A 3-judge panel at the 11th Circuit Court of Appeals has rejected an appeal filed by a Florida woman who wants a long-term care insurance (LTCI) to provide home health care benefits.
The woman, Edith Sherman, says she is getting care in her personal residence, which happens to be in an assisted living facility (ALF).
The insurer, Transamerica Life Insurance Company, contends that the facility is a kind of long-term care (LTC) facility, not a place that would count as a home according to the terms of the policy it issued to Sherman.
A federal district court agreed with the insurer, and the 11th Circuit upheld the district court ruling in an opinion that is posted on the appellate court website but not considered officially published. The opinion was attributed to the court, not to one of the judges who considered the case.
Representatives for Transamerica Life, a unit of AEGON N.V., The Hague, Netherlands, were not available to comment on the ruling.
Steven Dunn, a Bay Harbor Island, Fla., lawyer who helped represent Sherman, said he and his client are disappointed by ruling.
“It’s not consistent with Florida law and how seniors transition through life as they age,” Dunn said in an interview. “An assisted living facility is someone’s home as a matter of Florida law.”

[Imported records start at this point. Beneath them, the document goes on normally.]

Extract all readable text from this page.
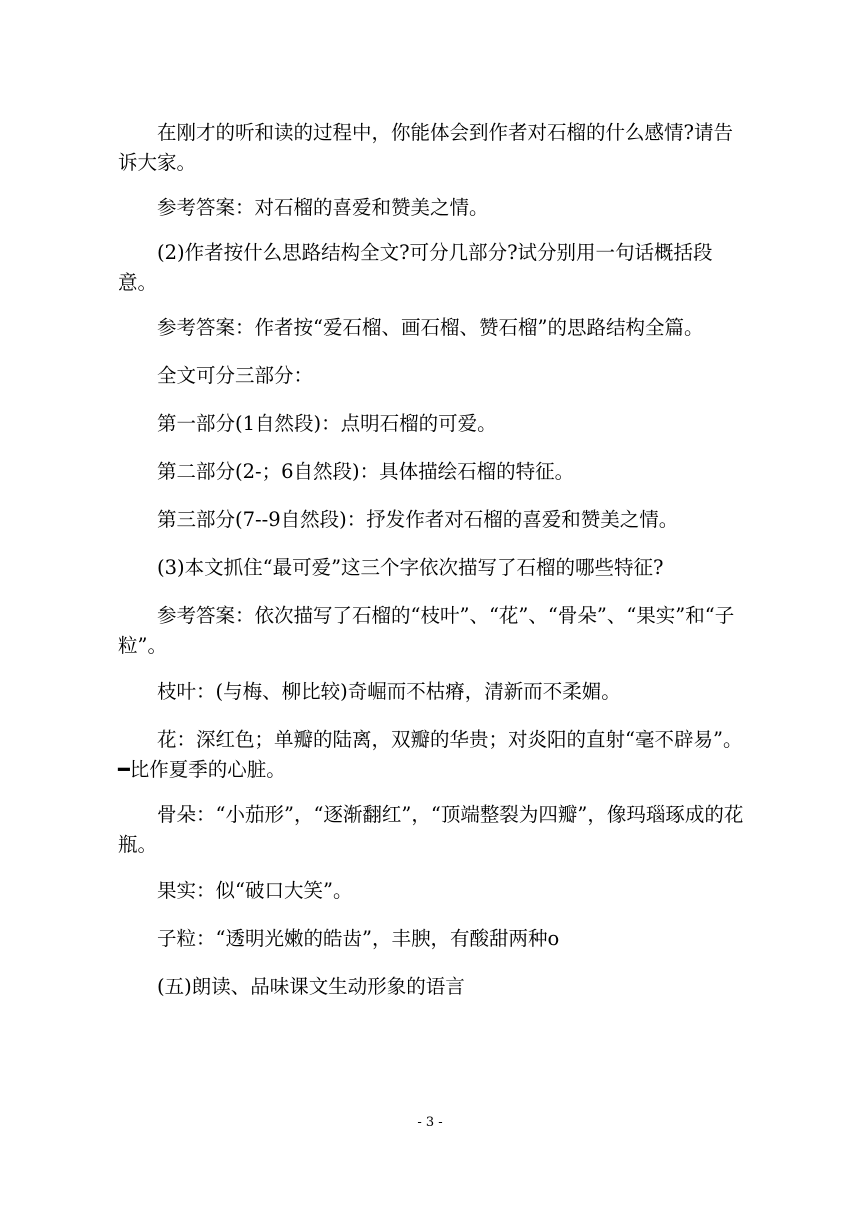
在刚才的听和读的过程中，你能体会到作者对石榴的什么感情?请告诉大家。

参考答案：对石榴的喜爱和赞美之情。

(2)作者按什么思路结构全文?可分几部分?试分别用一句话概括段意。

参考答案：作者按“爱石榴、画石榴、赞石榴”的思路结构全篇。

全文可分三部分：

第一部分(1自然段)：点明石榴的可爱。

第二部分(2-；6自然段)：具体描绘石榴的特征。

第三部分(7--9自然段)：抒发作者对石榴的喜爱和赞美之情。

(3)本文抓住“最可爱”这三个字依次描写了石榴的哪些特征?

参考答案：依次描写了石榴的“枝叶”、“花”、“骨朵”、“果实”和“子粒”。

枝叶：(与梅、柳比较)奇崛而不枯瘠，清新而不柔媚。

花：深红色；单瓣的陆离，双瓣的华贵；对炎阳的直射“毫不辟易”。━比作夏季的心脏。

骨朵：“小茄形”，“逐渐翻红”，“顶端整裂为四瓣”，像玛瑙琢成的花瓶。

果实：似“破口大笑”。

子粒：“透明光嫩的皓齿”，丰腴，有酸甜两种o

(五)朗读、品味课文生动形象的语言

- 3 -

Because Sherman’s policy is not paying benefits, her family is having to pay for her care, Dunn said.
THE OPINION
When Sherman applied for coverage, the court says, she could choose from a menu of three options:
- “Integrated Facility and Home Care Insurance.”
- “Faci1ity Only Insurance.”
- “Home Care Only Insurance.”
The first option was supposed to provide coverage wherever the insured was living, the facility-only provided coverage in either a nursing home or an ALF, and the home care policy provided coverage only in the insured’s own home, the court says.